O objetivo do trabalho Avaliação da resposta imune em modelo de co-inflamação alergia x tuberculose baseou-se na questão de até que ponto a eficácia de uma vacina contra a tuberculose, poderia ser comprometida em pessoas portadoras de alergia. “A tuberculose e a alergia ativam o sistema imunológico de maneira distinta e a resposta imunológica de uma doença poderia interferir na outra”, explica Lívia.

Estudos anteriores mostravam que camundongos que entravam em contato com diferentes microorganismos como micobactérias, por exemplo, que constituem a vacina BCG, quando eram submetidos à indução da alergia, apresentavam redução do quadro alérgico. Portanto, poderia existir uma relação inversa da alergia e tuberculose experimental e foi isso que a estudante observou na primeira fase da pesquisa.

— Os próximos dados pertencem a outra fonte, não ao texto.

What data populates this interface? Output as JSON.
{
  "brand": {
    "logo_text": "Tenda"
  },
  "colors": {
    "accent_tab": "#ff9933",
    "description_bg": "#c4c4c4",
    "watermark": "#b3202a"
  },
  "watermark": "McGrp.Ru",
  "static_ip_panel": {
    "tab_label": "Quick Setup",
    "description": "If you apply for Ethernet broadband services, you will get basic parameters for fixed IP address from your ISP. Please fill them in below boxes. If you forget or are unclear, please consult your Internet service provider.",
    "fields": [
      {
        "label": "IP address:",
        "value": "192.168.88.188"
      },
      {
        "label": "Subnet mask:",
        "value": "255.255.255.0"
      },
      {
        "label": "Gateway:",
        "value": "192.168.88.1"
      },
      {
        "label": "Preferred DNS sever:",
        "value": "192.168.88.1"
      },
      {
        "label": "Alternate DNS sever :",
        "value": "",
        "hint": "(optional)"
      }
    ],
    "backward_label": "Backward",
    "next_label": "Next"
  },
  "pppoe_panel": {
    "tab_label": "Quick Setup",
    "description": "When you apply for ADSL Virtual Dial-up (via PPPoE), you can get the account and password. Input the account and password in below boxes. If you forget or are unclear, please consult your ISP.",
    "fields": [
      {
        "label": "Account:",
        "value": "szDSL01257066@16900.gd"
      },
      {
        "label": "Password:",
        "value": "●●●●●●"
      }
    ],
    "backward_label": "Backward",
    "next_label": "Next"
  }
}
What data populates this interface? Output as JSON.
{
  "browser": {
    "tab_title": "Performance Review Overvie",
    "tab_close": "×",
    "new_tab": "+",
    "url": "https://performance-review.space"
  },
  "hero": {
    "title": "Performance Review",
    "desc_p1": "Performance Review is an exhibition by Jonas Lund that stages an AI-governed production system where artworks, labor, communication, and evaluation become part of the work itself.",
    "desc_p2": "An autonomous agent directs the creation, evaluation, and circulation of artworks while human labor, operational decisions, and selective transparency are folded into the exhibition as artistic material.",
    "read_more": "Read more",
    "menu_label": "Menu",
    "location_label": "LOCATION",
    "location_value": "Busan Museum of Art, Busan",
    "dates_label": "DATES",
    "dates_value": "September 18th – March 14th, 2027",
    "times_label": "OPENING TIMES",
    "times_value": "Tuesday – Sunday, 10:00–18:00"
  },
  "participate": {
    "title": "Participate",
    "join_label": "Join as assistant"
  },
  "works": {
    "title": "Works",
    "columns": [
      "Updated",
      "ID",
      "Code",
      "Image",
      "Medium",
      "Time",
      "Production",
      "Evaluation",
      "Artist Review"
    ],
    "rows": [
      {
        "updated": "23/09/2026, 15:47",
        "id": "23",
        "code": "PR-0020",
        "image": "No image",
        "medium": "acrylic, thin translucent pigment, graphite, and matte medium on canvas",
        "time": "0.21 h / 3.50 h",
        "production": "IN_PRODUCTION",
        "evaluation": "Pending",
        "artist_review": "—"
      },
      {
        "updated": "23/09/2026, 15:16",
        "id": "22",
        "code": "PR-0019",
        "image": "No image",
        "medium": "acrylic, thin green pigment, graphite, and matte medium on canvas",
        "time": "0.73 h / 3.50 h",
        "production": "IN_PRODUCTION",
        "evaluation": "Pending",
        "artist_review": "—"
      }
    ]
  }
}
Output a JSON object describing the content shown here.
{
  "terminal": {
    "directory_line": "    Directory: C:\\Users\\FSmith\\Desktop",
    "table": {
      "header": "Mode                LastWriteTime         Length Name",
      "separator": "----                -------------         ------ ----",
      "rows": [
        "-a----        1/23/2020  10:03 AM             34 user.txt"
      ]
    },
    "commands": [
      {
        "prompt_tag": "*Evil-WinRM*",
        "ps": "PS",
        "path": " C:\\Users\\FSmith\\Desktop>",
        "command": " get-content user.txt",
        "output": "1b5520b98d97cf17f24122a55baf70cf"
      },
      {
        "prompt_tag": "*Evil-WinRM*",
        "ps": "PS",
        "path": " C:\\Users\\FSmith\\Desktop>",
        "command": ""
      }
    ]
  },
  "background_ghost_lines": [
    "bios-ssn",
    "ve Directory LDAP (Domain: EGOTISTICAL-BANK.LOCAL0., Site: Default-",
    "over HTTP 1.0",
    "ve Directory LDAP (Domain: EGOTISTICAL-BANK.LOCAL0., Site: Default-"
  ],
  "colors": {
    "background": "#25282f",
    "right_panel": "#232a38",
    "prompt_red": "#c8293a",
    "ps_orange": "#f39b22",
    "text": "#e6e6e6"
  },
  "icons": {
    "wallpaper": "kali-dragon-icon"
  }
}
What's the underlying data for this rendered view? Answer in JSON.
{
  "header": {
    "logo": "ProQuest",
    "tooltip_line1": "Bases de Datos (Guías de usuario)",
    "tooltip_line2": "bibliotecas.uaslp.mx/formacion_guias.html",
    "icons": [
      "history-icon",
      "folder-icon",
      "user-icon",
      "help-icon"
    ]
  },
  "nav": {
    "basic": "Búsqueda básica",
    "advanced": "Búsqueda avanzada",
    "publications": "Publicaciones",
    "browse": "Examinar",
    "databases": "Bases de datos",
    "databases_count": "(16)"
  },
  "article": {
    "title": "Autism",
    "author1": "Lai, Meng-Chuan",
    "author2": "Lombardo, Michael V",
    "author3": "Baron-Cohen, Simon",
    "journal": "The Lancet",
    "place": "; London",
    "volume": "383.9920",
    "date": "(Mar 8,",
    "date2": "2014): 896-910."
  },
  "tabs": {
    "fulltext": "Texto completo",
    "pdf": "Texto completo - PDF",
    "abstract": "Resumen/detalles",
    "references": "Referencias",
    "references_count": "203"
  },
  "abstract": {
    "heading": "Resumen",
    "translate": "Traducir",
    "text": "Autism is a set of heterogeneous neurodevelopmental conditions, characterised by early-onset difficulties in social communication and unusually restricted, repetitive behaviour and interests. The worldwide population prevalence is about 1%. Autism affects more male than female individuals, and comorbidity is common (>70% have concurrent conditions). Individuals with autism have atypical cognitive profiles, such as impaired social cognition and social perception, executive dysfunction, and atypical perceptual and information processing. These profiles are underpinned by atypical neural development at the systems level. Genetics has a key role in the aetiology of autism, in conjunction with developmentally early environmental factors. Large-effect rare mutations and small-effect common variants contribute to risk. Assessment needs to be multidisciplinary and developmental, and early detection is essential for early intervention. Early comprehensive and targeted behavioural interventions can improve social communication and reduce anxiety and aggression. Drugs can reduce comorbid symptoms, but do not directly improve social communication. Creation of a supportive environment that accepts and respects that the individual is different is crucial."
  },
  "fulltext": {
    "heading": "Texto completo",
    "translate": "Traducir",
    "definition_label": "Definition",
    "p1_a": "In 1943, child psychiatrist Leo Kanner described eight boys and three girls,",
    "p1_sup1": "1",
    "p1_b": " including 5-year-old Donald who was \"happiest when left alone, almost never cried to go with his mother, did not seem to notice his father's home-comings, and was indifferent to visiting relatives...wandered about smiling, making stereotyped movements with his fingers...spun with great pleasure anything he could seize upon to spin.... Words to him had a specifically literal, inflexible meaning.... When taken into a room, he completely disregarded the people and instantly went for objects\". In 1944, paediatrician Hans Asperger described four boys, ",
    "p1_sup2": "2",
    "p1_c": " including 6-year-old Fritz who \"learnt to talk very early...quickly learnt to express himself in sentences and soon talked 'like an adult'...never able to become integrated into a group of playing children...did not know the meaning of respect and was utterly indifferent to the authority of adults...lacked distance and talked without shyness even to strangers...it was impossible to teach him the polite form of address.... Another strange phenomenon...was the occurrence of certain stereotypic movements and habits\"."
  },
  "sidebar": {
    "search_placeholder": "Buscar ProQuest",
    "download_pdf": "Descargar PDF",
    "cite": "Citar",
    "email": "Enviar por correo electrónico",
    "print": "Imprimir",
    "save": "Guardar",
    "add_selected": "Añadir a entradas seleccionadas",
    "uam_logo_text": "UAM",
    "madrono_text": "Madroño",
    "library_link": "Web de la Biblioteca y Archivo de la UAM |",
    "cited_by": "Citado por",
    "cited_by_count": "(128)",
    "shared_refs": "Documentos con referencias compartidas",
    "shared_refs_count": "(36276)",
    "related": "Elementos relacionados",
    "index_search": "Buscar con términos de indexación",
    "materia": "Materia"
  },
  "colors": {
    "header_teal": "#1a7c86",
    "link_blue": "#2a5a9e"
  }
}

“Primeiro, os camundongos foram submetidos a um protocolo de indução de alergia compatível com a asma e depois os mesmos foram infectados com o bacilo causador da tuberculose Mycobacterium tuberculosis”, afirma Denise Morais da Fonseca, que também participa diretamente do desenvolvimento desse estudo. “Observamos que os camundongos tiveram a resposta esperada, isto é, redução do quadro alérgico e progressão da tuberculose, então, decidimos inverter o processo”, diz Denise.

Na segunda fase, os animais foram primeiramente infectados e depois passaram pela indução da asma experimental. Segundo Denise, que acompanhou a pesquisa, quando o processo foi invertido “o resultado foi surpreendente, ambas as doenças melhoraram”.

Infecção
Para infectar os camundongos com os bacilos que causam a tuberculose, Lívia conta que no Núcleo de Pesquisas em Tuberculose (NPT) da FMRP existem os estoques de suspensões de Mycobacterium tuberculosis. A infecção ocorre por meio da administração de uma solução contendo as micobactérias nas narinas dos camundongos de modo que ao ser inalada chegue ao pulmão. Todo esse processo é realizado numa sala de adequada para a realização de procedimentos com esse tipo de microorganismo. No caso da alergia, primeiro é necessário sensibilizar o animal; só então, ele é desafiado com o alérgeno, uma proteína chamada ovalbumina, pela via intranasal, de modo que a inflamação também ocorra no pulmão.

O resultado da pesquisa é promissor, porém, preliminar. “Ainda temos que estudar qual mecanismo está por trás desse efeito protetor na tuberculose conferido pela alergia”, alerta Denise. Analisando os resultados, as alunas Lívia e Denise, e a orientadora Vânia Luiza Deperon Bonato, professora do Departamento de Bioquímica e Imunologia da FMRP, já têm em mente os fatores que podem conferir tal proteção, que faz a tuberculose regredir, mas ressaltam que ainda é cedo para respostas, sendo a hipótese o objeto de estudo de Lívia, que pretende iniciar o mestrado no início do ano que vem.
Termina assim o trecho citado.